Il nostro primo giorno di volontariato una bambina di sei anni tira uno schiaffo a Masa. "Brutto cinese, vattene via!", gli grida in faccia. Masa resta impassibile. Una signora argentina che lavora con noi prende la bimba da parte. "Come ti sentiresti tu se ti dessero uno schiaffo e ti dicessero 'brutta peruviana, vattene via'? Non saresti triste?" La bimba ci pensa un attimo. Getta le braccia al collo di Masa e lo bacia su una guancia. "Scusa", gli sussurra, strofinandosi sul suo petto. Un'ora dopo gli tira un altro schiaffo.
Dopo un mese riusciamo a incontrare le madri dei bambini al centro, organizzando un mercatino dell'usato e una lezione di cucina giapponese tenuta da Masa, che è cuoco. Mi incaricano di intervistare le madri per capire cosa si aspettano dal centro e se hanno idee per migliorare il progetto. La maggior parte delle donne mantiene da sola una squadra di bambini piccoli e di anziani. Quelle che ancora hanno un uomo in casa sono spesso vittime di violenza domestica: il tasso di alcolismo a Tankarpata è molto alto. Una delle domande del questionario è: "Qual è stato il momento più felice della tua vita?" Alcune donne abbassano lo sguardo. "Non mi ricordo nessun momento felice nella mia vita". Quasi tutte però dicono che ballare fa provare loro qualcosa di simile alla felicità.

Durante la lezione di cucina, quando Masa prende un po' di tempo per riflettere ed esprimersi in una lingua straniera, alcune donne si spazientiscono: "Allora, cinese, ti muovi o no?" C'è uno scoppio di risa generale. Mi vengono in mente le parole del nostro coinquilino peruviano: i peruviani discriminano gli asiatici per una sorta di compensazione al loro complesso di inferiorità nei confronti dei bianchi, statunitensi ed europei. Masa mi guarda scoraggiato. Un bambino grida: "Mamma, ma lui non è cinese, è giapponese!". "E' la stessa cosa, sempre giallo è", ribatte la donna. Altro scoppio di risa.

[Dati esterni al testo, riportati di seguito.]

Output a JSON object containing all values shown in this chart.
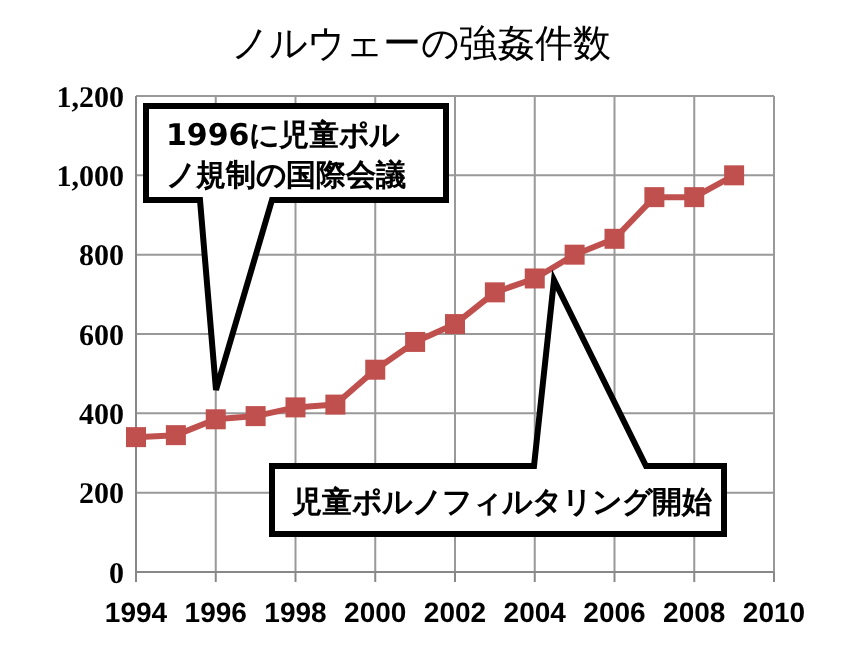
{
  "chart_data": {
    "type": "line",
    "title": "ノルウェーの強姦件数",
    "x": [
      1994,
      1995,
      1996,
      1997,
      1998,
      1999,
      2000,
      2001,
      2002,
      2003,
      2004,
      2005,
      2006,
      2007,
      2008,
      2009
    ],
    "series": [
      {
        "color": "#c0504d",
        "values": [
          340,
          345,
          385,
          393,
          415,
          422,
          510,
          580,
          625,
          705,
          740,
          800,
          840,
          945,
          945,
          1000
        ]
      }
    ],
    "xlim": [
      1994,
      2010
    ],
    "xticks": [
      1994,
      1996,
      1998,
      2000,
      2002,
      2004,
      2006,
      2008,
      2010
    ],
    "ylim": [
      0,
      1200
    ],
    "yticks": [
      0,
      {
        "value": 200,
        "label": "200"
      },
      {
        "value": 400,
        "label": "400"
      },
      {
        "value": 600,
        "label": "600"
      },
      {
        "value": 800,
        "label": "800"
      },
      {
        "value": 1000,
        "label": "1,000"
      },
      {
        "value": 1200,
        "label": "1,200"
      }
    ],
    "grid": true,
    "marker": "square",
    "line_style": "solid",
    "annotations": [
      "1996に児童ポルノ規制の国際会議",
      "児童ポルノフィルタリング開始"
    ]
  }
}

Una delle cose che le madri ci chiedono è dedicare più tempo ai compiti e meno tempo alle attività educative. Vorrebbero che i figli andassero bene a scuola. Alcune vorrebbero che i figli diventassero insegnanti, perché loro non hanno potuto diventare insegnanti. Lo riferisco a Jesus, trionfante: ci siamo lamentati spesso del fatto che i bambini venissero invitati a partecipare alle attività educative senza aver finito i compiti. Jesus sospira. "Io mi sono laureato a Lima, ma sono un'eccezione", spiega. "Anzi, sono un miracolo. Questi bambini sono già tutti perduti, capisci?" "In che senso?" "Nel senso che se riusciamo a evitare che facciano una bruttissima fine prima di diventare adulti, siamo già stati bravi". Lo guardo senza capire. "Qua non siamo in Europa", continua Jesus. "Ci sono più di quaranta bambini per classe e i nostri programmi scolastici sono pessimi. Il nostro compito qui è educarli e dar loro esempi morali, in modo che stiano lontani dai guai per quanto possibile. La nostra è una funzione palliativa". Mi rifiuto di capire. "Non siamo qua per salvare nessuno. Toglitelo dalla testa: questi bambini che vedi qua sono quasi tutti perduti, già ora, già prima che nascessero. Perché sono nati qua. Noi vogliamo solo rendere la cosa il più indolore possibile. Questo sarebbe già un successo, per noi. Capisci adesso cosa siamo qua a fare, noi?".